コト消費での一番の人気は日本食を食べることがあげられ、次に繁華街の街歩きや自然・風景を楽しむ観光も上位となっています。何度か日本を訪れたことがあるリピーターにとっては欲しい物は買い揃えてしまった現状から、グルメや街歩きの自分自身の身体で感じる特別な体験や思い出に価値を置く「精神的充足感」の需要が高まっています。
「物の豊かさ」から「心の豊かさ」に変化したのは、インバウンドに限らず国内でも伸びてきている市場です。
近年は世界的にみてもシェアリングサービスやフリマアプリの増加により、さらにモノを消費することの価値が薄まり新たなサービスを展開するコト消費市場が拡大しています。
LCCを含めた航空路線の拡大
格安で飛行機に乗れるLCC(ローコストキャリア)や、しっかりとしたサービスが行きわたるFSN(フルサービスキャリア)の航空旅客数が日本全体で年々増加している背景により、多くの訪日外国人を引き寄せる要因があります。
地方の国際空港もじわじわと人気をあげており、例えば「茨城空港」が首都圏第3の空の玄関口として近年注目されています。現在国内線・国際線合わせて1日18便の発着数で、国際便は中国・台湾・韓国の出入国外国人が中心となっています。
国際線はLCCを採用しておりFSNと比べると断然割安の航空券が手に入りますが、茨城航空は空港使用料が安いためさらに安いチケットの購入ができることになります。
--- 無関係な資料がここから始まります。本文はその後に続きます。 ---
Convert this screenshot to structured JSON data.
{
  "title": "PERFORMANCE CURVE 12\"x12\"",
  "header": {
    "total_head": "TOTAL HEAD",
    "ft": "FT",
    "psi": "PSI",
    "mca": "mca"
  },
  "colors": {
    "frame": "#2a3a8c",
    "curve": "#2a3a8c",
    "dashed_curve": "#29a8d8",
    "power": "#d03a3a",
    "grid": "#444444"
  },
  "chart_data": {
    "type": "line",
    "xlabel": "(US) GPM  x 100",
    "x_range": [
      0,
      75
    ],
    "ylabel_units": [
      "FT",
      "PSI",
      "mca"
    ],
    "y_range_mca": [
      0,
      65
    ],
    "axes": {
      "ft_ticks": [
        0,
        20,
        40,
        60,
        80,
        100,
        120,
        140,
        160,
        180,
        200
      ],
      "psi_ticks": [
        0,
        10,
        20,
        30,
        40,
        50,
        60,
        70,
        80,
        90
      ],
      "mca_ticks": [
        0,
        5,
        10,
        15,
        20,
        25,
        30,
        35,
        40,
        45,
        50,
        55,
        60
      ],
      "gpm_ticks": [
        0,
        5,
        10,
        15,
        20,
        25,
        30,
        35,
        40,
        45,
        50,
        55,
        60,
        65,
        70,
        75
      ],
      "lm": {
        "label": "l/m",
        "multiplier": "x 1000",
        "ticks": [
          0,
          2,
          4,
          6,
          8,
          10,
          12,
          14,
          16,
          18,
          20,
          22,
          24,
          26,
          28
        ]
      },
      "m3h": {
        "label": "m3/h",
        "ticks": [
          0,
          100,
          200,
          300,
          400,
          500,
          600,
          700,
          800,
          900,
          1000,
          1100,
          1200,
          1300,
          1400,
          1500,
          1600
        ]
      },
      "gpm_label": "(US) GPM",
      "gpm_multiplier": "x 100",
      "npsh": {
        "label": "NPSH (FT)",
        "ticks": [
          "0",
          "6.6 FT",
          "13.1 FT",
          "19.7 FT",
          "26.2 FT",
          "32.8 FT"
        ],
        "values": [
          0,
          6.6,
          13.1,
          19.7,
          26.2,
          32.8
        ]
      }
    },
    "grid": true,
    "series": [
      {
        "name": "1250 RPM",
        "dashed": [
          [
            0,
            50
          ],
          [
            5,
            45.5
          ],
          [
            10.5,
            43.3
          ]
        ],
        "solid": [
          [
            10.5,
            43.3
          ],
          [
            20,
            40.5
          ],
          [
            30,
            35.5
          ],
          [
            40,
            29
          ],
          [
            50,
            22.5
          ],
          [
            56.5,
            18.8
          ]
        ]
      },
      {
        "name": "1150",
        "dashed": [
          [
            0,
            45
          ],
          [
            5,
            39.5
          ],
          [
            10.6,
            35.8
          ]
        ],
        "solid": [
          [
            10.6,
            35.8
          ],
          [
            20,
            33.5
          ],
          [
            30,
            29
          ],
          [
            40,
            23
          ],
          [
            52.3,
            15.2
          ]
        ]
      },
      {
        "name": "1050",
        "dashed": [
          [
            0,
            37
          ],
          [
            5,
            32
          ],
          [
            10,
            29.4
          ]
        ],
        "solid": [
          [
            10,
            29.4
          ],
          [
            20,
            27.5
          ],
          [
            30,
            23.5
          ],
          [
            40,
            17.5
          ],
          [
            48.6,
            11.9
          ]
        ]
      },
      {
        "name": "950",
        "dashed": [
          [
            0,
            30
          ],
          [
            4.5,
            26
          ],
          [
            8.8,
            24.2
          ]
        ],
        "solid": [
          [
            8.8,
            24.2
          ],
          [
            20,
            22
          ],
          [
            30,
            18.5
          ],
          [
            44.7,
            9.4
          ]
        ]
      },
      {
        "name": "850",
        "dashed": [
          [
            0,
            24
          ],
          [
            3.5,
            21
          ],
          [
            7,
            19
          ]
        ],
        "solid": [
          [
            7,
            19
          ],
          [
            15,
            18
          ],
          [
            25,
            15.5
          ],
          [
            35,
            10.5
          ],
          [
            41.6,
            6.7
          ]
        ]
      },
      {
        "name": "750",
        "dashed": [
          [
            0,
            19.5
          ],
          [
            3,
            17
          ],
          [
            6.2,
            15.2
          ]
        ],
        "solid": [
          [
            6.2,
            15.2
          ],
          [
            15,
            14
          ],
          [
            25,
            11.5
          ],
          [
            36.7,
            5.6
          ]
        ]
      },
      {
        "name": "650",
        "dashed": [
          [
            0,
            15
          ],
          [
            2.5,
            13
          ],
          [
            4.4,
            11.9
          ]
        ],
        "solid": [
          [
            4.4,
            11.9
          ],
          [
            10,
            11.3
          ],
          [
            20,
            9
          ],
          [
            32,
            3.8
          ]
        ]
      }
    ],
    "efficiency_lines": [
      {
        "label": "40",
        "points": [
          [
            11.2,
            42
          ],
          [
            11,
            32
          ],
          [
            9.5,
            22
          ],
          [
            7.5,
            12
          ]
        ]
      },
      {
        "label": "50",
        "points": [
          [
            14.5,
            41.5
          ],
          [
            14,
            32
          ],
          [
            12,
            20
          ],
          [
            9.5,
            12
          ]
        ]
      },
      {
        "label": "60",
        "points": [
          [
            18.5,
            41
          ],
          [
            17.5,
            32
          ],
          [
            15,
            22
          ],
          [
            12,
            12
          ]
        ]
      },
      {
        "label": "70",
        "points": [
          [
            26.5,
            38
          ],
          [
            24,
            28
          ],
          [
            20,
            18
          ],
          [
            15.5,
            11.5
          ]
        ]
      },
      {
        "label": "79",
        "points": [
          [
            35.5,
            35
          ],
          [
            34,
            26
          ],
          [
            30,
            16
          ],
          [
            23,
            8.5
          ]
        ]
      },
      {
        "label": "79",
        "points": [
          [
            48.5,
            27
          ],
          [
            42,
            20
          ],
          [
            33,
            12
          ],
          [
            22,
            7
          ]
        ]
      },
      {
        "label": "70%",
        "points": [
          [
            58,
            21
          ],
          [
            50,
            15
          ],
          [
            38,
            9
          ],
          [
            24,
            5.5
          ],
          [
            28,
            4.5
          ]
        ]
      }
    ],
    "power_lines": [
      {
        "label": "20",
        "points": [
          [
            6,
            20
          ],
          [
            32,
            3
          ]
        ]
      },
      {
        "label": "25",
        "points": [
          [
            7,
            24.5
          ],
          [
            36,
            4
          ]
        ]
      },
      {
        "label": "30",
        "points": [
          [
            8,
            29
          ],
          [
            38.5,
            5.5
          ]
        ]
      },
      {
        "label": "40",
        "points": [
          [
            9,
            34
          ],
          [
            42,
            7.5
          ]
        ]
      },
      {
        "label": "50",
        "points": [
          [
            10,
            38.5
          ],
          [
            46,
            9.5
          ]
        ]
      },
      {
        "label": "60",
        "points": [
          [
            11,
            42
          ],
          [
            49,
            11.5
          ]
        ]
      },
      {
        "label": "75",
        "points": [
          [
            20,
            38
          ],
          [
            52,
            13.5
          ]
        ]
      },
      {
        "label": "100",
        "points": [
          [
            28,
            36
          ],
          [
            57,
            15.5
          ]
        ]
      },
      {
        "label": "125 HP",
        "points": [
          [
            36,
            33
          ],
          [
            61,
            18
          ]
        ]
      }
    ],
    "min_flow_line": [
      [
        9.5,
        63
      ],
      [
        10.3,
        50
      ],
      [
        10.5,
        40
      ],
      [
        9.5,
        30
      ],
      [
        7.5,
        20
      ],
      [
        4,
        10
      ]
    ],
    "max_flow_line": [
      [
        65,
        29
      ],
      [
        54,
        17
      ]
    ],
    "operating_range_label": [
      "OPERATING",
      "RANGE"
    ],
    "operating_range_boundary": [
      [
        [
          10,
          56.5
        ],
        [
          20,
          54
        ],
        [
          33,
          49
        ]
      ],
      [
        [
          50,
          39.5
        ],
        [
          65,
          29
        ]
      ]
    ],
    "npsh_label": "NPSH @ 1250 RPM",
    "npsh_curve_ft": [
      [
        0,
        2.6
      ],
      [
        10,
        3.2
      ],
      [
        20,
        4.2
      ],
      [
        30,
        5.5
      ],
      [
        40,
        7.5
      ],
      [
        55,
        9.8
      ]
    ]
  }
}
茨城空港から東京駅への移動は直行バスを利用して片道500円の破格の安さも、混雑と価格問題を解決する注目の空港とされています。
東京オリンピックへ参加する選手・関係者・観客のほとんどは成田空港や羽田空港を利用すると予想されますが、実は茨城空港など地方空港が混雑を避けお得に利用できることもあります。
訪日外国人の増加傾向理由を理解すると、新たなビジネスチャンスへと繋げることができる
東京オリンピックによる「経済の効果や予想」「インバウンド対策」についてご紹介していきました。オリンピック開催期間では、これまでより膨大な訪日外国人の増加が予想されます。
日本のファンを増やすきっかけづくりとして今から東京オリンピックに向けたインバウンド対策をしっかりプランニングし、オリンピック終了後もどのような変化になるのか数手先を見据えた行動が大切になります。
コト消費で体験した人はSNSを通じ世界へ発信し、さらに誰かがその発信を見て同じように発信するループが、何度も日本を訪れるリピート客へと繋がっていきます。
モノ消費からコト消費へ、そして団体旅行から個人旅行への移行変化で、新しいコンテンツ作りと環境を整えていきましょう。